En 2020, Kenji TAGAKIRI adapte le manga en film live. A life turned upside-down, my dad’s an alcoholic retranscrit dans une ambiance tragi-comique la lente descente aux enfers de la famille Tadokoro, soulignant le phénomène de nomunnication, un mot-valise regroupant nomu (boire) et communication, autrement dit, l’alcool pour briser les barrières sociales. Le réalisateur a notamment travaillé sur un épisode spécial de Kinou nani tabetai ? (What did you eat yesterday ?) et réalisé Room Landering, nommé en 2019 pour le meilleur film au Nippon Connection Japanese Film Festival.
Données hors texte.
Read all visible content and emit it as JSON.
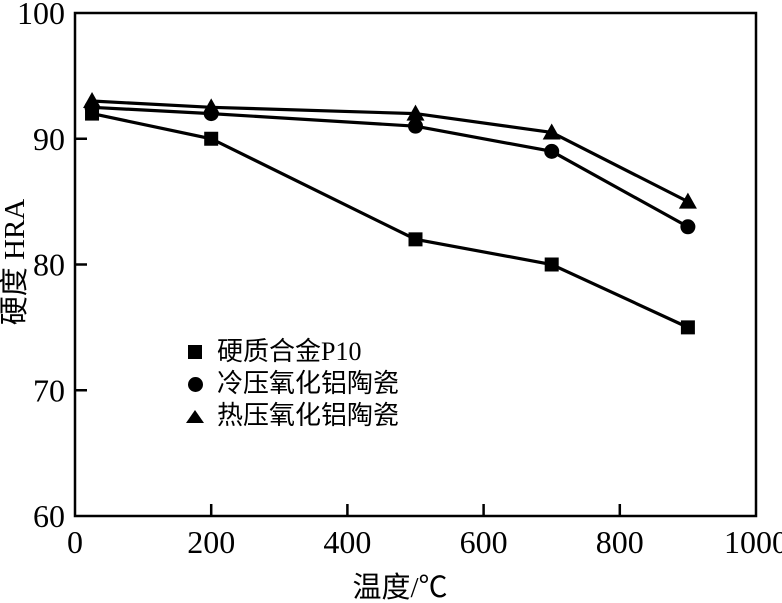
{
  "figure": {
    "background": "#ffffff",
    "ink": "#000000"
  },
  "chart_data": {
    "type": "line",
    "title": "",
    "xlabel": "温度/℃",
    "ylabel": "硬度 HRA",
    "xlim": [
      0,
      1000
    ],
    "ylim": [
      60,
      100
    ],
    "x_ticks": [
      0,
      200,
      400,
      600,
      800,
      1000
    ],
    "y_ticks": [
      60,
      70,
      80,
      90,
      100
    ],
    "grid": false,
    "legend_position": "inside-center-left",
    "x": [
      25,
      200,
      500,
      700,
      900
    ],
    "series": [
      {
        "name": "硬质合金P10",
        "marker": "square",
        "values": [
          92,
          90,
          82,
          80,
          75
        ]
      },
      {
        "name": "冷压氧化铝陶瓷",
        "marker": "circle",
        "values": [
          92.5,
          92,
          91,
          89,
          83
        ]
      },
      {
        "name": "热压氧化铝陶瓷",
        "marker": "triangle",
        "values": [
          93,
          92.5,
          92,
          90.5,
          85
        ]
      }
    ]
  }
}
Survivre à ses parents toxiques : libérer la parole
Un an plus tard, avec son éditrice (en 2023 pour la France), Mariko Kikuchi tend la plume à d’autres survivant·es de familles compliquées et récolte leurs témoignages dans Survivre à ses parents toxiques. Le manga porte un sous-titre qui annonce la couleur : vous n’êtes pas obligés de les pardonner. Un message qui contraste avec la norme indiquant qu’aimer ses parents doit se faire de façon inconditionnelle, peu importe ce qu’ils ont fait à leurs enfants. Remettre en question ce lien, interroger le comportement parental est mal vu, surtout si cela doit mener à la confrontation.
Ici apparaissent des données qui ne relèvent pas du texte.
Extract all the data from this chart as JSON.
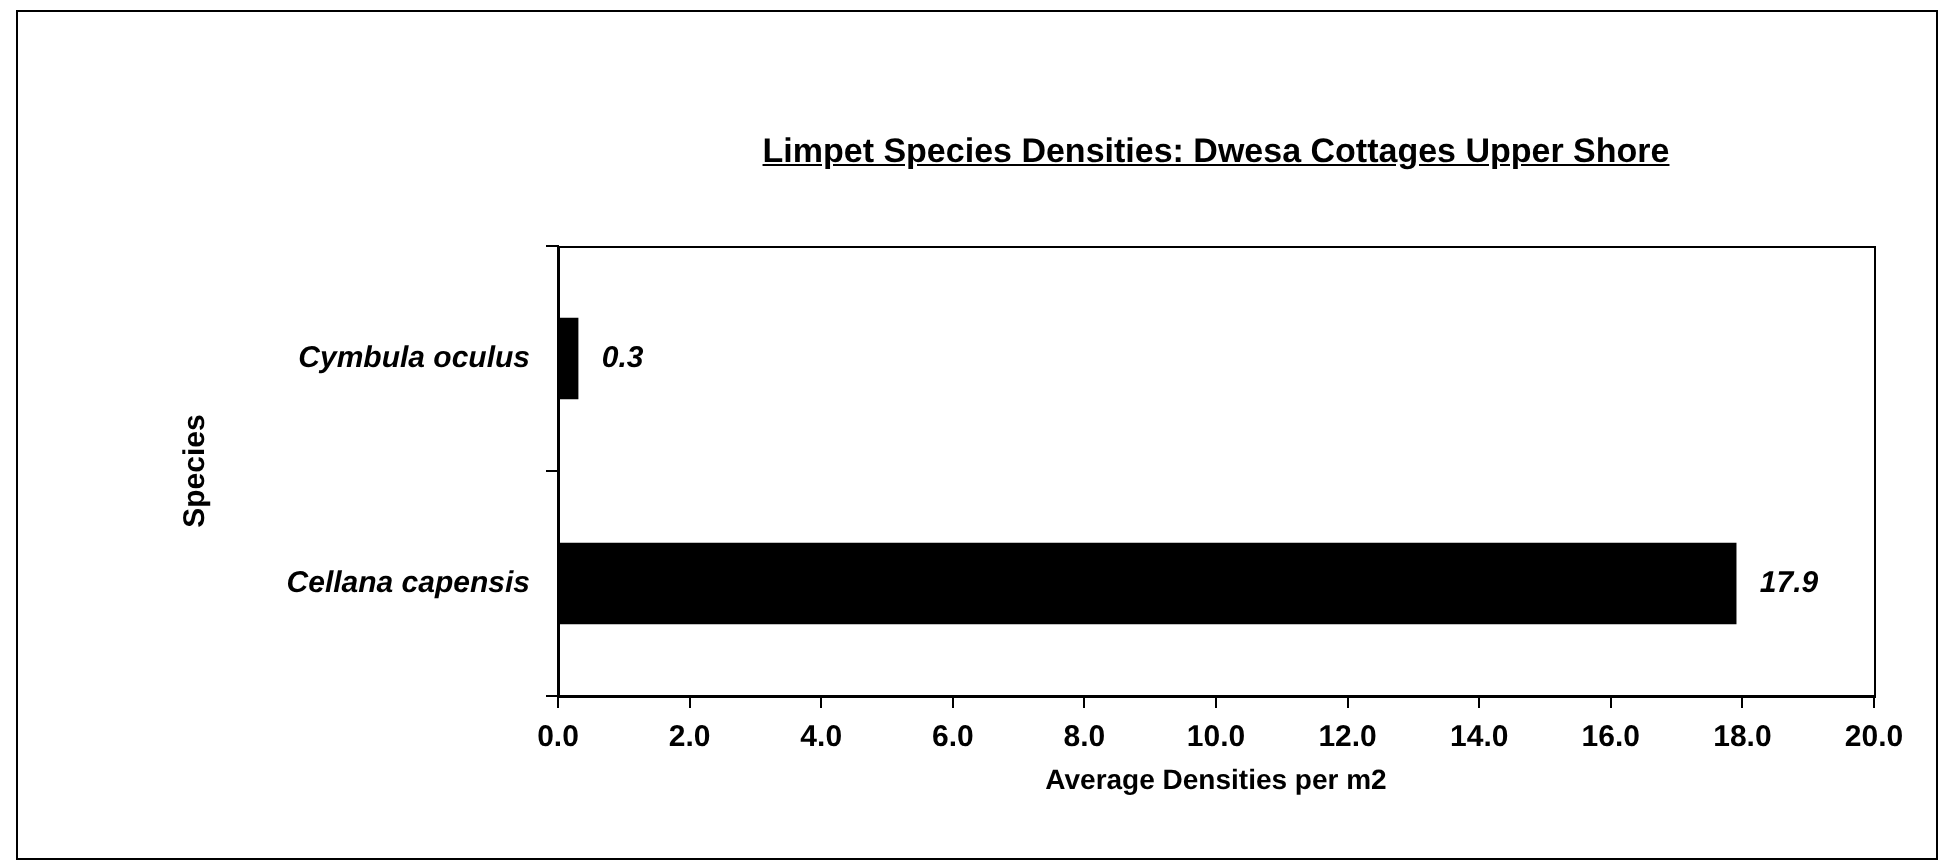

Les interviewé·es viennent de tous les horizons. Hommes, femmes, privilégiés ou plus modestes exerçant un métier ou non, queer ou hétéros. Chaque histoire est différente mais les points communs sont rapidement perceptibles. Enfants, ils pensent vivre dans un foyer on ne peut plus normal alors qu’il est déjà dysfonctionnel. La peur les rend incapables de confronter leurs parents à propos de leur attitude, ceux-ci se montrant passifs-agressifs, manipulateurs ou violents, usant souvent de culpabilisation et du lien filial. Les conséquences sont particulièrement visibles à l’adolescence. L’âge adulte et la capacité à prendre du recul sur la situation leur permet d’être résilients, sans pour autant accorder le pardon.
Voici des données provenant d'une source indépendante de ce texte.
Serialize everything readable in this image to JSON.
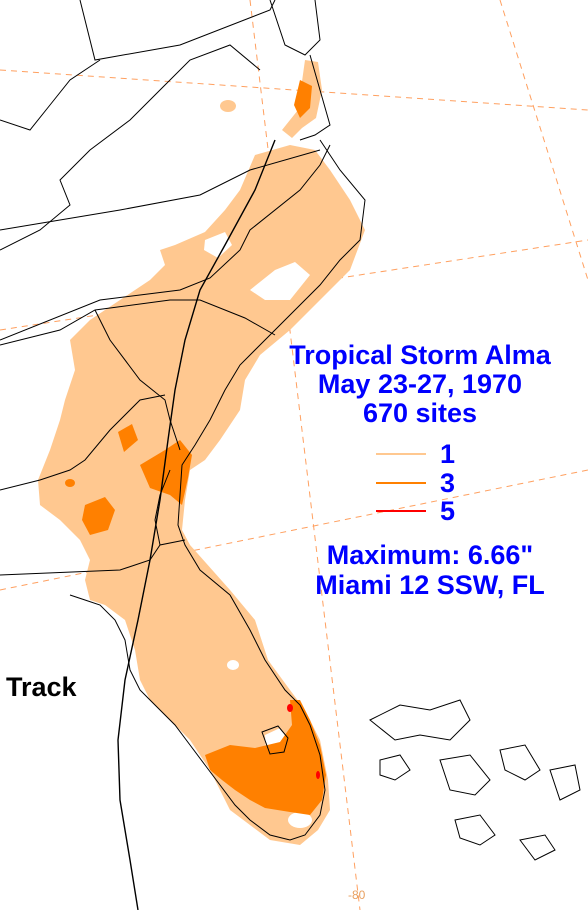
{
  "title": {
    "storm_name": "Tropical Storm Alma",
    "dates": "May 23-27, 1970",
    "sites": "670 sites"
  },
  "legend": {
    "units": "inches",
    "items": [
      {
        "value": "1",
        "color": "#ffc890"
      },
      {
        "value": "3",
        "color": "#ff8000"
      },
      {
        "value": "5",
        "color": "#ff0000"
      }
    ]
  },
  "maximum": {
    "label": "Maximum: 6.66\"",
    "location": "Miami 12 SSW, FL"
  },
  "track_label": "Track",
  "grid": {
    "longitude_label": "-80"
  },
  "colors": {
    "light_rain": "#ffc890",
    "medium_rain": "#ff8000",
    "heavy_rain": "#ff0000",
    "text": "#0000ff",
    "boundaries": "#000000",
    "graticule": "#ffa060",
    "background": "#ffffff"
  }
}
La psychologie a d’ailleurs trouvé un nom pour qualifier l’ensemble des personnes souffrants de telles relations avec leurs parents : les adult children. Ce mot n’a pas de réelle traduction en français, il désigne les enfants ayant grandi en devant gérer les émotions, réactions et conséquences des actes des adultes supposés prendre soin d’eux et ayant négligé ce rôle. C’est un peu dire de ces enfants qu’ils ont « grandi trop vite » afin de s’endurcir, sauf qu’ils ont développé des troubles psychologiques qui mettront du temps à se résorber. Par chance, la plupart des adultes de ce manga a trouvé sa solution pour retrouver une vie plus saine.
L’alcoolisme occupe une part importante de ces dysfonctionnements familiaux, même s’il n’en est pas le seul moteur. En postface du manga, on peut lire l’analyse de Sayoko NOBUTA, psychologue clinicienne, qui détaille son travail et ses observations sur ce phénomène au fil du temps. A l’origine du terme adult children, elle en explique les ressorts dans la société japonaise, ses mécanismes au sein de la famille, et aussi la fierté qu’elle ressent à voir des patients remonter la pente après des années de maltraitance, et ce, même si le terme dérange tant il met en lumière la dangerosité de certains parents
S’affranchissant des non-dits dans un Japon qui peine encore à prendre en main la santé mentale de sa population, Mariko KIKUCHI offre une vision intime et sans concession de la vie d’adultes en reconstruction. Même en n’ayant pas connu de telles difficultés, Mon père alcoolique et moi et Survivre à ses parents toxiques n’ont rien de lectures faciles et on en ressort incrédule, bouleversé et parfois même en colère. Malgré cela, l’autrice offre une lueur d’espoir et des pistes qui permettront peut-être à des victimes de continuer à avancer dans leur existence.